Autoimmune hepatitis (AIH) is considered an underdiagnosed cause of fulminant hepatic failure (FHF). Autoimmune FHF (AI-FHF) is believed to lead invariably to liver transplantation (LTX) or death. We aimed to describe the autoimmune features of children diagnosed as having AI-FHF and indeterminate FHF (ID-FHF), and describe the outcome of patients with AI-FHF treated with immunosuppressive drugs.

In this case-control study, the files of patients with AI-FHF and ID-FHF were reviewed and compared. AIH was diagnosed based on positive autoantibodies, raised immunoglobulin G, and histology when available. FHF was defined by raised transaminases, international normalised ratio ≥ 2.0, presence of encephalopathy, and no previously recognised liver disease.

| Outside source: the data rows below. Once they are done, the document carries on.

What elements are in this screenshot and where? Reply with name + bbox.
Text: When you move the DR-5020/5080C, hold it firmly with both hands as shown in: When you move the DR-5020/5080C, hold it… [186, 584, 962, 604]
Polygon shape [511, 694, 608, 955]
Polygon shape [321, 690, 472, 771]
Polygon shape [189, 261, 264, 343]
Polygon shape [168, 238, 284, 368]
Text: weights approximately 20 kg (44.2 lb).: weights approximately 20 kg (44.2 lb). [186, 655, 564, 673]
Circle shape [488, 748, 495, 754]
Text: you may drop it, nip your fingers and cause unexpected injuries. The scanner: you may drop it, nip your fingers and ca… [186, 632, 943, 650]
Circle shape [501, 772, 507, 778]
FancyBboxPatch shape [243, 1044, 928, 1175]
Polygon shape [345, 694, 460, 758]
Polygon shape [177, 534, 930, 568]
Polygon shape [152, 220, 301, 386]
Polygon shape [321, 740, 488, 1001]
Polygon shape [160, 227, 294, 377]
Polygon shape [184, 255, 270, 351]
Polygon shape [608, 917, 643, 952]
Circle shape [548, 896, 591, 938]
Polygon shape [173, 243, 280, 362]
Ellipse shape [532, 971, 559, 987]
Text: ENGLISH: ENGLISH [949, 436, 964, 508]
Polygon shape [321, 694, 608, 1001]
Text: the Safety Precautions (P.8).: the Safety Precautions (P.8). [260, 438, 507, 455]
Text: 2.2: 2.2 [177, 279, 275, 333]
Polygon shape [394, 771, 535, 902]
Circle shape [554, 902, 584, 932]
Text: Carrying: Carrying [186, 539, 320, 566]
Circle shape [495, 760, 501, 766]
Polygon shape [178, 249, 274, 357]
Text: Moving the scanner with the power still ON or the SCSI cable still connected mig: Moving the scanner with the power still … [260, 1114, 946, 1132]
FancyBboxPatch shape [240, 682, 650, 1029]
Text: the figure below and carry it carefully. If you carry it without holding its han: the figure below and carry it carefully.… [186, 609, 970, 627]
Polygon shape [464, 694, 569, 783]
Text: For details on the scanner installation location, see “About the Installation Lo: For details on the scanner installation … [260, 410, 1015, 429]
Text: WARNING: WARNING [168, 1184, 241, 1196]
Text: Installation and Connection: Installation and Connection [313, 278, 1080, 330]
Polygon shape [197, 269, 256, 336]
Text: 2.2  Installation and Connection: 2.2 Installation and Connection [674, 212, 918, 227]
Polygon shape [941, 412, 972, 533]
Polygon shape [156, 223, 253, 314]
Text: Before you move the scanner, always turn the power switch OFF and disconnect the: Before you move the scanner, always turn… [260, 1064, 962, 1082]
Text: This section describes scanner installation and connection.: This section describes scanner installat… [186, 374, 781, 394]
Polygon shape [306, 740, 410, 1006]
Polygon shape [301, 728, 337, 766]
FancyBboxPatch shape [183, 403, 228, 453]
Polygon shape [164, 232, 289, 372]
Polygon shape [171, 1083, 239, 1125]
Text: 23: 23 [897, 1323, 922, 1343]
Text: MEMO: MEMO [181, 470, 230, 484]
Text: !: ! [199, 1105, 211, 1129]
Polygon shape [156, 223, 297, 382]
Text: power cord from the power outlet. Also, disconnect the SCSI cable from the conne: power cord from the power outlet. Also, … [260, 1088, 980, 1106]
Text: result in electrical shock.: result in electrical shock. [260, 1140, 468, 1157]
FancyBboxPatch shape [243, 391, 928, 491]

A total of 46 children with FHF were managed in the last 15 years: 10/46 (22%) had AI-FHF, 20/46 (43%) ID-FHF, and 16 had other diagnosis. The mean follow-up time was 4.6 years. AI-FHF and ID-FHF differed for the presence of autoantibodies (10/10, 6/10 liver/kidney microsome [LKM]-type, vs 3/20, none LKM, P < 0.0001), immunoglobulin G level (1845 vs 880 mg/dL, P < 0.001), median age at diagnosis (6.4 vs 1.8 years, P = 0.017), and alanine aminotransferase level (1020 vs 2386 IU/L, P = 0.029). Liver histology did not allow to differentiate the 2 conditions. Among the patients with AI-FHF, 4/9 who received steroids recovered; 5/9 required LTX and 1 died awaiting treatment.

AIH is a much more common cause of FHF than previously suggested, and a complete autoantibody testing including LKM-type is essential in this setting. Autoantibodies are uncommon in ID-FHF, and histology cannot distinguish it from AI-FHF. A cautious steroid trial may avoid LTX in some of the patients with AI-FHF.